[EM] proportional constraints - help needed

[Peter Zbornik]

Dear all,

We recently managed, after some effort to elect some people in our
party using STV (five of seven board members of the Czech Green Party
and more recently some people to lead the Prague organisation etc.).
We used standard fractional STV, with strict quotas, valid empty
ballots, Hagenbach-Bischoff quota, no Meek.
It was the first bigger usage of STV in the Czech republic.
As a footnote, I would like to add, that one big advantage of
proportional election methods, is that it elects "the best people",
i.e. meaning the people, who have the biggest support in the
organisation.

Now we would like to go on using STV for primary elections to party
lists in our party.
I have a good idea on how to do it using proportional ranking, but am
not entirely confident in how to implement the gender quotas.
So here I would like to ask you, the experts, for help.
I have only found some old papers in election-methods, but they are
not of any great help to resolve the following problem, unfortunately.

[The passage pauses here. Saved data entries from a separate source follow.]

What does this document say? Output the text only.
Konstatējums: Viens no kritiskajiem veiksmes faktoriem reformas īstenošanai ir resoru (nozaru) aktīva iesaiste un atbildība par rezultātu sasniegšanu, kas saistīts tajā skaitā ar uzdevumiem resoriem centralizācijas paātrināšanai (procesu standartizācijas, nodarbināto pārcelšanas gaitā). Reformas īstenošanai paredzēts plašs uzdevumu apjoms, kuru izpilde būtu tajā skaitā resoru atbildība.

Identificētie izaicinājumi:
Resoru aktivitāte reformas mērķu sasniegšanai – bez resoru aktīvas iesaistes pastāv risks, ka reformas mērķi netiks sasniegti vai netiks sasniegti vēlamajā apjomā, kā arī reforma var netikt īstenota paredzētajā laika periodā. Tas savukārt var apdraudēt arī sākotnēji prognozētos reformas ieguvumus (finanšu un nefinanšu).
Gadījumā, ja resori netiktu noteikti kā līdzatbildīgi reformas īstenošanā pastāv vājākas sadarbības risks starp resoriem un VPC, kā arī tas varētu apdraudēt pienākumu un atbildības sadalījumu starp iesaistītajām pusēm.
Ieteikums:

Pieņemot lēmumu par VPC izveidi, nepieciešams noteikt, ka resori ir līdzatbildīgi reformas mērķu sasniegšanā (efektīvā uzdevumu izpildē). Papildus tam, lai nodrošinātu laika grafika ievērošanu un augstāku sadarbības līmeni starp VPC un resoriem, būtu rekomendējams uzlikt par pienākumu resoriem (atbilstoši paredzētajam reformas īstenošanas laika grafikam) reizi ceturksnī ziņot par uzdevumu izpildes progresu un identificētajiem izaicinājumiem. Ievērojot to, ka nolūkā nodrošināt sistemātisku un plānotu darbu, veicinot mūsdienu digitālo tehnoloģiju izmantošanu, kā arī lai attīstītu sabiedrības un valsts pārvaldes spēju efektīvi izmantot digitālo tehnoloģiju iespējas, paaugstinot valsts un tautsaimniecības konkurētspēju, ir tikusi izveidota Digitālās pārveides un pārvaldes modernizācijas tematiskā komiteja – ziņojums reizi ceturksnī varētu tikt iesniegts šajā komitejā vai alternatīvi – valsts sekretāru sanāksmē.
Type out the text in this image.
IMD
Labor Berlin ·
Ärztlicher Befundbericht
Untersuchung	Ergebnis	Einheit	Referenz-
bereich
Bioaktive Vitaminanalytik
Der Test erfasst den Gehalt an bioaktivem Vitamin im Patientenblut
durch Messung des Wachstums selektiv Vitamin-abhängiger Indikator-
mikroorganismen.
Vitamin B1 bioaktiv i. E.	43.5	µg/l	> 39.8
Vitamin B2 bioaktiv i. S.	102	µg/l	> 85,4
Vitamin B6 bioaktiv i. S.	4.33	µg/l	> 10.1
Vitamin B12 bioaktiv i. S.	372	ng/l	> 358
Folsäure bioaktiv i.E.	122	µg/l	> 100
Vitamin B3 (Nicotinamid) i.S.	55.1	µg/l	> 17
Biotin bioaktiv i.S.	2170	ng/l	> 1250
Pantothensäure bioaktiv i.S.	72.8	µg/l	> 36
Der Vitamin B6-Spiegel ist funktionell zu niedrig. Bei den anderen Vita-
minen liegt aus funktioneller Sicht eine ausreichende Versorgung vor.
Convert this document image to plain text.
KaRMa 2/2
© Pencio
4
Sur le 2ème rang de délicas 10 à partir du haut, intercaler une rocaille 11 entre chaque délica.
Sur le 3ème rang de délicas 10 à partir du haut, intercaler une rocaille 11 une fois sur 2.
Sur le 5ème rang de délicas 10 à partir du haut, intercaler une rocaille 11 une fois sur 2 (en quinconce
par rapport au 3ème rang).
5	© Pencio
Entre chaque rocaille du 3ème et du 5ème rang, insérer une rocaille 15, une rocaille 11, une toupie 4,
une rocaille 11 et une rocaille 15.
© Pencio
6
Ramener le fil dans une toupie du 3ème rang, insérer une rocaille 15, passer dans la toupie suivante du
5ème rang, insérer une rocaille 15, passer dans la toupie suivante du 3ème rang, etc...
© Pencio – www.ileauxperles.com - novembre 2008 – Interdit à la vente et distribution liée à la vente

The problem (after a slight simplification) is as follows:
We want to elect five seats with any proportional ranking method (like
Schulze proportional ranking, or Otten's top-down or similar), using
the Hagenbach-Bischoff quota
(http://en.wikipedia.org/wiki/Hagenbach-Bischoff_quota) under the
following constraints:
Constraint 1: One of the first two seats has to go to a man and the
other seat has to go to a woman.
Constraint 2: One of seat three, four and five has to go to a man and
one of those seats has to go to a woman.
Say the "default" proportional ranking method elects women to all five
seats, and thus that we need to modify it in a good way in order to
satisfy the constraints.

Now the question is: How should the quoted seats be distributed in
order to insure
i] that the seats are quoted-in fairly proportionally between the
voters (i.e. the same voters do not get both quoted-in seats) and at
the same time
ii] that the proportional ranking method remains fairly proportional?

---

Here is how I have been thinking about the problem myself.
I am not sure, however, that my line of thinking is the best or the
only one, so please read with a healthy amount of scepticism.
The problem can be re-formulated as follows.
Which method would make sure,
1) that a large number of voters do not get both of the quoted seats?
2) that the quoted seat is by default seat two and five, unless there
are compelling reasons to quote-in seat three or four (or, less
probably, seat one)?

There is a trade-off between questions 1) and 2) above, i.e.:
a) if seat two and five are quoted, then a large number of the voters
might get both the quoted seats - which would lead the quotas to be
non-proportionally distributed, making some voters dissatisfied.
b) assume we always quote in seat two (this could, but need not be
necessary). If we, by using some appropriate proportionality measure
(has to be defined), quote-in the candidate at seat three, four or
five, then a fraction of one vote might decide, that the quoted-in
seat should be seat number three instead of seat five, or the rule
could "prefer" quoting in at place three, instead of place five, as
place three would need to have higher support, than place five. Such a
quota rule would ignore the fact, that place three is more important
than place five, i.e. that the disturbance in the proportionality of
the proportional ranking would be higher, if the candidate would be
quoted in at seat three than seat five.

I.e. we search for
a) a quota proportionality measure and
b) a proportional ranking measure and
c) a rule, which "optimises" both the "quota proportionality" and the
"proportional ranking proportionality".

I am sure the above was not entirely easy to digest.
I am happy to take your questions and will do my best to clarify.
Any references to relevant papers would be more than welcome.

Best regards
Peter Zborník